According to the Middle East Hotel Market Insight report by audit firm Deloitte and STR Global, demand for hotel accommodations in Dubai had "considerably slowed" to 5.1 percent in the first nine months of 2015, from 6.4 percent in 2014. At the same time, the supply of hotel rooms to the market rose by 6.7 percent, outpacing the demand. The mismatch between demand and supply pushed down the occupancy rate by 1.3 percent, the report said. Average daily rates also fell as a result of this imbalance.
These decreases also match STR Global’s preliminary September 2015 data for Dubai, which saw slight drops in several key performance metrics.
Based on daily data from September, Dubai reported:
- a 0.3 percent decrease in occupancy to 76.1 percent;
- a 2.6 percent decrease in average daily rate to AED645.61; and
- a 3.0 percent decrease in revenue per available room to AED491.08.

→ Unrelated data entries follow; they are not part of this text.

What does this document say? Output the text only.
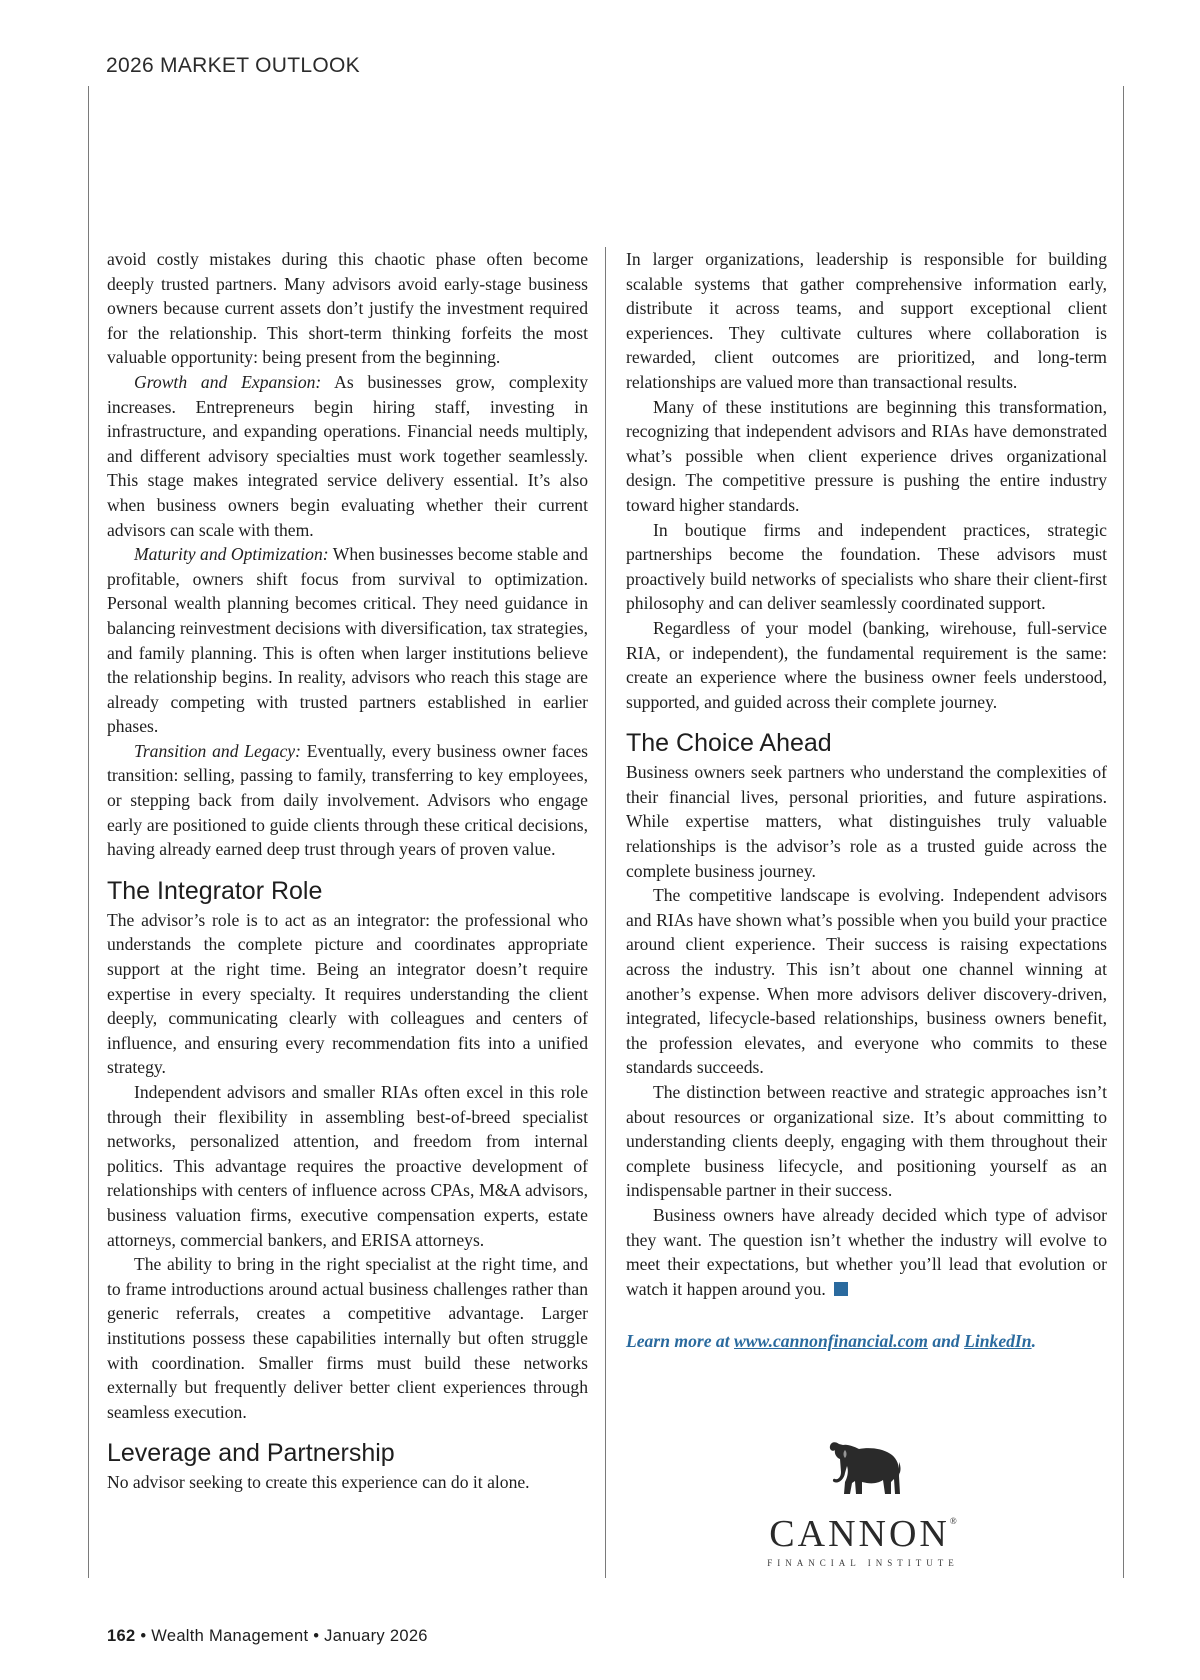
2026 MARKET OUTLOOK

avoid costly mistakes during this chaotic phase often become deeply trusted partners. Many advisors avoid early-stage business owners because current assets don’t justify the investment required for the relationship. This short-term thinking forfeits the most valuable opportunity: being present from the beginning.

Growth and Expansion: As businesses grow, complexity increases. Entrepreneurs begin hiring staff, investing in infrastructure, and expanding operations. Financial needs multiply, and different advisory specialties must work together seamlessly. This stage makes integrated service delivery essential. It’s also when business owners begin evaluating whether their current advisors can scale with them.

Maturity and Optimization: When businesses become stable and profitable, owners shift focus from survival to optimization. Personal wealth planning becomes critical. They need guidance in balancing reinvestment decisions with diversification, tax strategies, and family planning. This is often when larger institutions believe the relationship begins. In reality, advisors who reach this stage are already competing with trusted partners established in earlier phases.

Transition and Legacy: Eventually, every business owner faces transition: selling, passing to family, transferring to key employees, or stepping back from daily involvement. Advisors who engage early are positioned to guide clients through these critical decisions, having already earned deep trust through years of proven value.

The Integrator Role

The advisor’s role is to act as an integrator: the professional who understands the complete picture and coordinates appropriate support at the right time. Being an integrator doesn’t require expertise in every specialty. It requires understanding the client deeply, communicating clearly with colleagues and centers of influence, and ensuring every recommendation fits into a unified strategy.

Independent advisors and smaller RIAs often excel in this role through their flexibility in assembling best-of-breed specialist networks, personalized attention, and freedom from internal politics. This advantage requires the proactive development of relationships with centers of influence across CPAs, M&A advisors, business valuation firms, executive compensation experts, estate attorneys, commercial bankers, and ERISA attorneys.

The ability to bring in the right specialist at the right time, and to frame introductions around actual business challenges rather than generic referrals, creates a competitive advantage. Larger institutions possess these capabilities internally but often struggle with coordination. Smaller firms must build these networks externally but frequently deliver better client experiences through seamless execution.

Leverage and Partnership

No advisor seeking to create this experience can do it alone.

In larger organizations, leadership is responsible for building scalable systems that gather comprehensive information early, distribute it across teams, and support exceptional client experiences. They cultivate cultures where collaboration is rewarded, client outcomes are prioritized, and long-term relationships are valued more than transactional results.

Many of these institutions are beginning this transformation, recognizing that independent advisors and RIAs have demonstrated what’s possible when client experience drives organizational design. The competitive pressure is pushing the entire industry toward higher standards.

In boutique firms and independent practices, strategic partnerships become the foundation. These advisors must proactively build networks of specialists who share their client-first philosophy and can deliver seamlessly coordinated support.

Regardless of your model (banking, wirehouse, full-service RIA, or independent), the fundamental requirement is the same: create an experience where the business owner feels understood, supported, and guided across their complete journey.

The Choice Ahead

Business owners seek partners who understand the complexities of their financial lives, personal priorities, and future aspirations. While expertise matters, what distinguishes truly valuable relationships is the advisor’s role as a trusted guide across the complete business journey.

The competitive landscape is evolving. Independent advisors and RIAs have shown what’s possible when you build your practice around client experience. Their success is raising expectations across the industry. This isn’t about one channel winning at another’s expense. When more advisors deliver discovery-driven, integrated, lifecycle-based relationships, business owners benefit, the profession elevates, and everyone who commits to these standards succeeds.

The distinction between reactive and strategic approaches isn’t about resources or organizational size. It’s about committing to understanding clients deeply, engaging with them throughout their complete business lifecycle, and positioning yourself as an indispensable partner in their success.

Business owners have already decided which type of advisor they want. The question isn’t whether the industry will evolve to meet their expectations, but whether you’ll lead that evolution or watch it happen around you.

Learn more at www.cannonfinancial.com and LinkedIn.
CANNON®
FINANCIAL INSTITUTE
162 • Wealth Management • January 2026
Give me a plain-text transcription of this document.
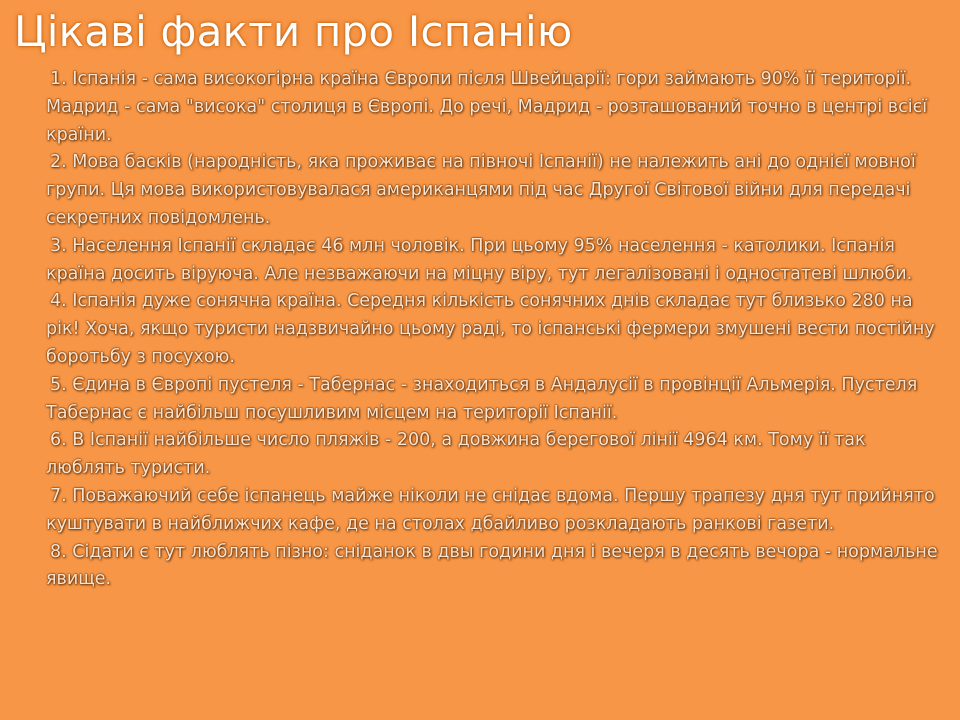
Цікаві факти про Іспанію
1. Іспанія - сама високогірна країна Європи після Швейцарії: гори займають 90% її території. Мадрид - сама "висока" столиця в Європі. До речі, Мадрид - розташований точно в центрі всієї країни.
2. Мова басків (народність, яка проживає на півночі Іспанії) не належить ані до однієї мовної групи. Ця мова використовувалася американцями під час Другої Світової війни для передачі секретних повідомлень.
3. Населення Іспанії складає 46 млн чоловік. При цьому 95% населення - католики. Іспанія країна досить віруюча. Але незважаючи на міцну віру, тут легалізовані і одностатеві шлюби.
4. Іспанія дуже сонячна країна. Середня кількість сонячних днів складає тут близько 280 на рік! Хоча, якщо туристи надзвичайно цьому раді, то іспанські фермери змушені вести постійну боротьбу з посухою.
5. Єдина в Європі пустеля - Табернас - знаходиться в Андалусії в провінції Альмерія. Пустеля Табернас є найбільш посушливим місцем на території Іспанії.
6. В Іспанії найбільше число пляжів - 200, а довжина берегової лінії 4964 км. Тому її так люблять туристи.
7. Поважаючий себе іспанець майже ніколи не снідає вдома. Першу трапезу дня тут прийнято куштувати в найближчих кафе, де на столах дбайливо розкладають ранкові газети.
8. Сідати є тут люблять пізно: сніданок в двы години дня і вечеря в десять вечора - нормальне явище.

However, for the month of September, Dubai saw increases in supply (+5.4 percent) and demand (+5.1 percent) from August's numbers. And in spite of the year-to-date numbers, STR global area director Philip Wooller expects long-term demand to grow. “The current drop in the average room rate will have a positive effect in maintaining the occupancy levels throughout the city," he told Gulf Business, "and to some extent, this shift was necessary to keep Dubai competitive as it moves towards achieving its targeted growth in visitors during the Expo year in 2020.”
Dubai, which is aiming to attract about 20 million tourists annually by 2020, has evoked concerns of an over supply in the hotel sector with an increasing number of properties in the construction pipeline. The city currently aims to have 28,000 new hotel rooms open by 2018, two years ahead of the 2020 Dubai World Expo. Next year, 8,400 hotel rooms are set to enter the Dubai market and an additional 9,200 in 2017.
Experts say there will be a sustained demand for rooms, especially due to the connectivity that the emirate has with the rest of the world.
Dubai had 369 hotels in July 2015, according to data provided by STR Global. This reflected a compound average growth rate of 5.25 percent from the 233 hotels in 2006. Over this period the number of rooms in Dubai rose from 39,000 across all sectors of the market to 75,600.